Autrement dit, la société doit apprendre à respecter non seulement la nature et les produits nécessaires à l'homme, mais elle-même. De toutes les formes de gaspillages, la plus nocive est faite des faux jugements que nous émettons devant notre propre machine, que nous nous révélons incapables de faire fonctionner convenablement.

Complexité

Le premier effort à faire est de compter aussi droit que possible. La comptabilité nationale a été une glorieuse conquête de l'après-guerre, mais ses défauts, sous une rigueur apparente, ont presque compensé ses hautes vertus.
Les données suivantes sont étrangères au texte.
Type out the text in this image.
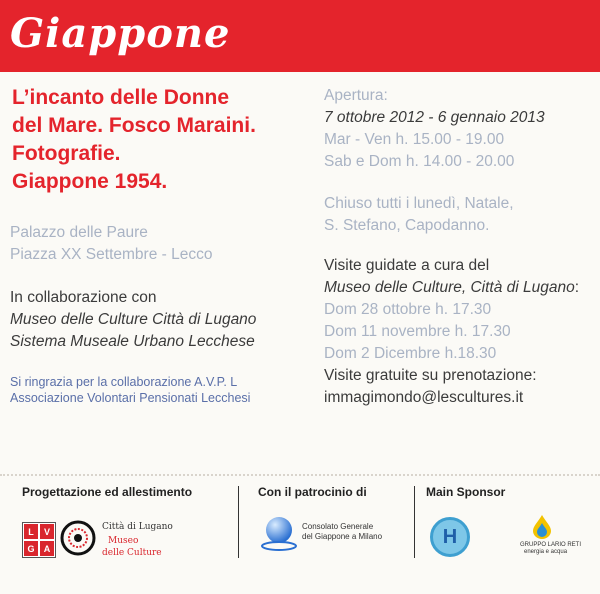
Giappone
L’incanto delle Donne
del Mare. Fosco Maraini.
Fotografie.
Giappone 1954.
Palazzo delle Paure
Piazza XX Settembre - Lecco
In collaborazione con
Museo delle Culture Città di Lugano
Sistema Museale Urbano Lecchese
Si ringrazia per la collaborazione A.V.P. L
Associazione Volontari Pensionati Lecchesi
Apertura:
7 ottobre 2012 - 6 gennaio 2013
Mar - Ven h. 15.00 - 19.00
Sab e Dom h. 14.00 - 20.00
Chiuso tutti i lunedì, Natale,
S. Stefano, Capodanno.
Visite guidate a cura del
Museo delle Culture, Città di Lugano:
Dom 28 ottobre h. 17.30
Dom 11 novembre h. 17.30
Dom 2 Dicembre h.18.30
Visite gratuite su prenotazione:
immagimondo@lescultures.it
Progettazione ed allestimento	Con il patrocinio di	Main Sponsor
L	V
G	A
Città di Lugano
Museo
delle Culture
Consolato Generale
del Giappone a Milano	H	GRUPPO LARIO RETI
energia e acqua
Cette révision des comptes pourrait se faire selon les règles les plus strictes de l'optimation économique et n'éviterait donc pas l'unité monétaire, comme ce serait souhaitable, d'ailleurs, de divers points de vue.
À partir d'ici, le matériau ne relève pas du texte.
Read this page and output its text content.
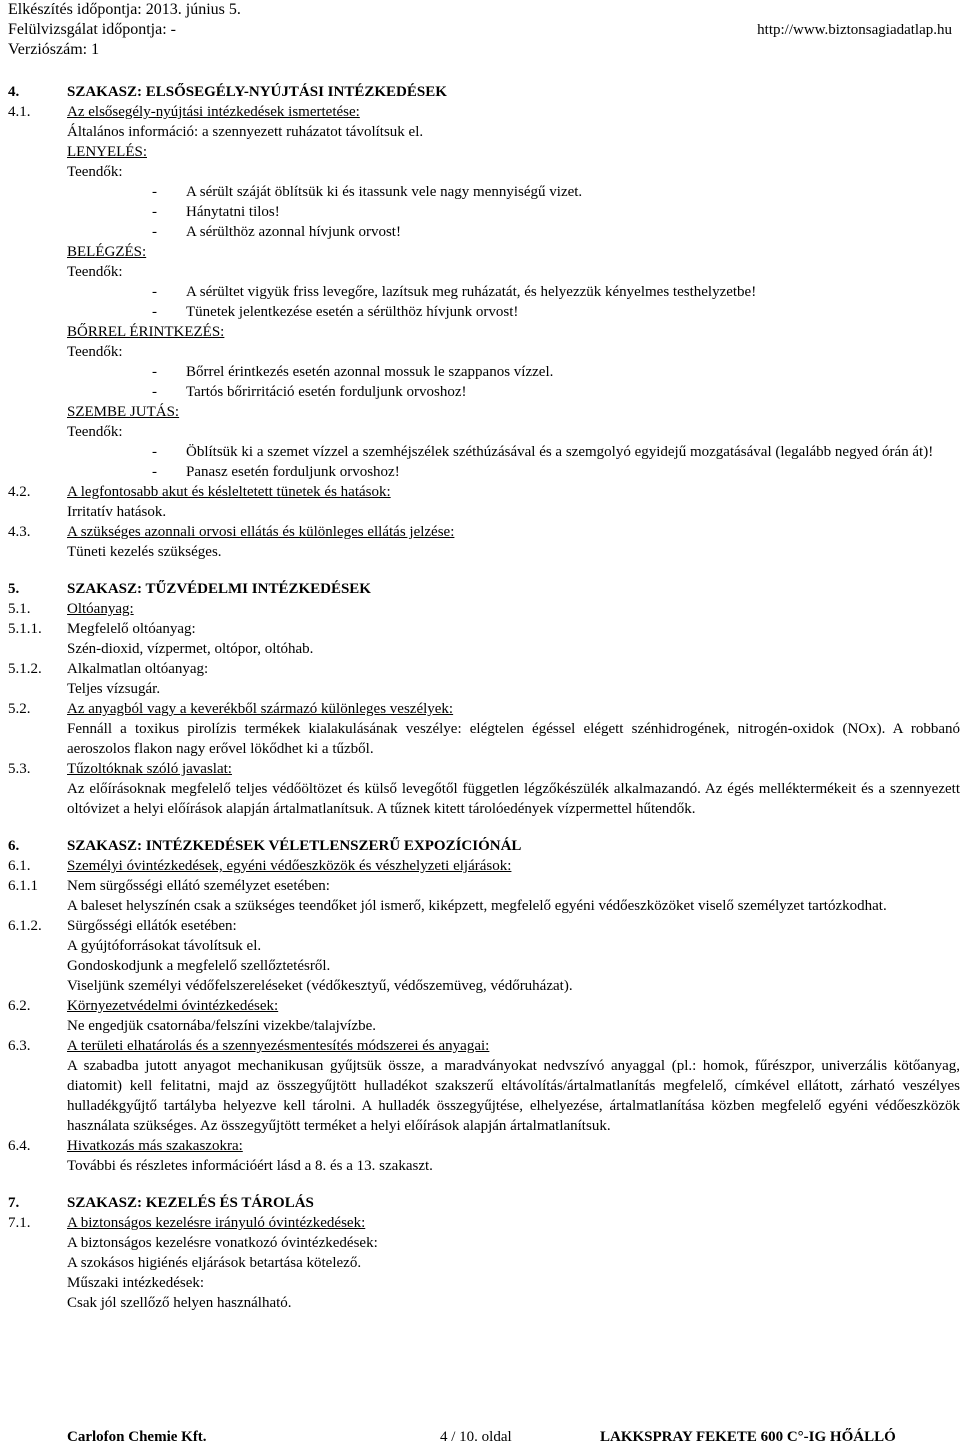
Elkészítés időpontja: 2013. június 5.
Felülvizsgálat időpontja: -
Verziószám: 1
http://www.biztonsagiadatlap.hu
4.	SZAKASZ: ELSŐSEGÉLY-NYÚJTÁSI INTÉZKEDÉSEK
4.1. Az elsősegély-nyújtási intézkedések ismertetése:
Általános információ: a szennyezett ruházatot távolítsuk el.
LENYELÉS:
Teendők:
- A sérült száját öblítsük ki és itassunk vele nagy mennyiségű vizet.
- Hánytatni tilos!
- A sérülthöz azonnal hívjunk orvost!
BELÉGZÉS:
Teendők:
- A sérültet vigyük friss levegőre, lazítsuk meg ruházatát, és helyezzük kényelmes testhelyzetbe!
- Tünetek jelentkezése esetén a sérülthöz hívjunk orvost!
BŐRREL ÉRINTKEZÉS:
Teendők:
- Bőrrel érintkezés esetén azonnal mossuk le szappanos vízzel.
- Tartós bőrirritáció esetén forduljunk orvoshoz!
SZEMBE JUTÁS:
Teendők:
- Öblítsük ki a szemet vízzel a szemhéjszélek széthúzásával és a szemgolyó egyidejű mozgatásával (legalább negyed órán át)!
- Panasz esetén forduljunk orvoshoz!
4.2. A legfontosabb akut és késleltetett tünetek és hatások:
Irritatív hatások.
4.3. A szükséges azonnali orvosi ellátás és különleges ellátás jelzése:
Tüneti kezelés szükséges.
5.	SZAKASZ: TŰZVÉDELMI INTÉZKEDÉSEK
5.1. Oltóanyag:
5.1.1. Megfelelő oltóanyag:
Szén-dioxid, vízpermet, oltópor, oltóhab.
5.1.2. Alkalmatlan oltóanyag:
Teljes vízsugár.
5.2. Az anyagból vagy a keverékből származó különleges veszélyek:
Fennáll a toxikus pirolízis termékek kialakulásának veszélye: elégtelen égéssel elégett szénhidrogének, nitrogén-oxidok (NOx). A robbanó aeroszolos flakon nagy erővel lökődhet ki a tűzből.
5.3. Tűzoltóknak szóló javaslat:
Az előírásoknak megfelelő teljes védőöltözet és külső levegőtől független légzőkészülék alkalmazandó. Az égés melléktermékeit és a szennyezett oltóvizet a helyi előírások alapján ártalmatlanítsuk. A tűznek kitett tárolóedények vízpermettel hűtendők.
6.	SZAKASZ: INTÉZKEDÉSEK VÉLETLENSZERŰ EXPOZÍCIÓNÁL
6.1. Személyi óvintézkedések, egyéni védőeszközök és vészhelyzeti eljárások:
6.1.1 Nem sürgősségi ellátó személyzet esetében:
A baleset helyszínén csak a szükséges teendőket jól ismerő, kiképzett, megfelelő egyéni védőeszközöket viselő személyzet tartózkodhat.
6.1.2. Sürgősségi ellátók esetében:
A gyújtóforrásokat távolítsuk el.
Gondoskodjunk a megfelelő szellőztetésről.
Viseljünk személyi védőfelszereléseket (védőkesztyű, védőszemüveg, védőruházat).
6.2. Környezetvédelmi óvintézkedések:
Ne engedjük csatornába/felszíni vizekbe/talajvízbe.
6.3. A területi elhatárolás és a szennyezésmentesítés módszerei és anyagai:
A szabadba jutott anyagot mechanikusan gyűjtsük össze, a maradványokat nedvszívó anyaggal (pl.: homok, fűrészpor, univerzális kötőanyag, diatomit) kell felitatni, majd az összegyűjtött hulladékot szakszerű eltávolítás/ártalmatlanítás megfelelő, címkével ellátott, zárható veszélyes hulladékgyűjtő tartályba helyezve kell tárolni. A hulladék összegyűjtése, elhelyezése, ártalmatlanítása közben megfelelő egyéni védőeszközök használata szükséges. Az összegyűjtött terméket a helyi előírások alapján ártalmatlanítsuk.
6.4. Hivatkozás más szakaszokra:
További és részletes információért lásd a 8. és a 13. szakaszt.
7.	SZAKASZ: KEZELÉS ÉS TÁROLÁS
7.1. A biztonságos kezelésre irányuló óvintézkedések:
A biztonságos kezelésre vonatkozó óvintézkedések:
A szokásos higiénés eljárások betartása kötelező.
Műszaki intézkedések:
Csak jól szellőző helyen használható.
Carlofon Chemie Kft.	4 / 10. oldal	LAKKSPRAY FEKETE 600 C°-IG HŐÁLLÓ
Mais il faut aussi voir au-delà. Comme nous l'avons dit, le choix le plus rationnel ne peut pas éviter toute déperdition. L'observateur de Sirius se demanderait pourquoi nous donnons un journal entier pesant 200 grammes à des centaines de milliers de personnes, dont chacune ne lit souvent que le centième des informations données et parfois beaucoup moins.

Le seul pronostic certain que l'on puisse faire sur la société de demain, le seul absolument, est qu'elle sera de plus en plus complexe, même (sinon surtout) si elle subit de sévères destructions et dommages. À l'enchevêtrement social que personne ne domine, nous ajoutons constamment des innovations techniques et de nouvelles formes de rapports sociaux. Une telle complexité engendre fatalement une baisse de rendement, au sens mécanique de ce mot. Expliquons-nous :

La poulie est une machine extrêmement simple, à rendement très élevé, de l'ordre de 90 % ; autrement dit, 10 % seulement de l'énergie fournie est perdue en frottements ou résistances. Le moteur à explosion, bien plus complexe, a un rendement beaucoup plus faible, de l'ordre de 25 %. Et cependant ne le préférons-nous pas à la poulie ?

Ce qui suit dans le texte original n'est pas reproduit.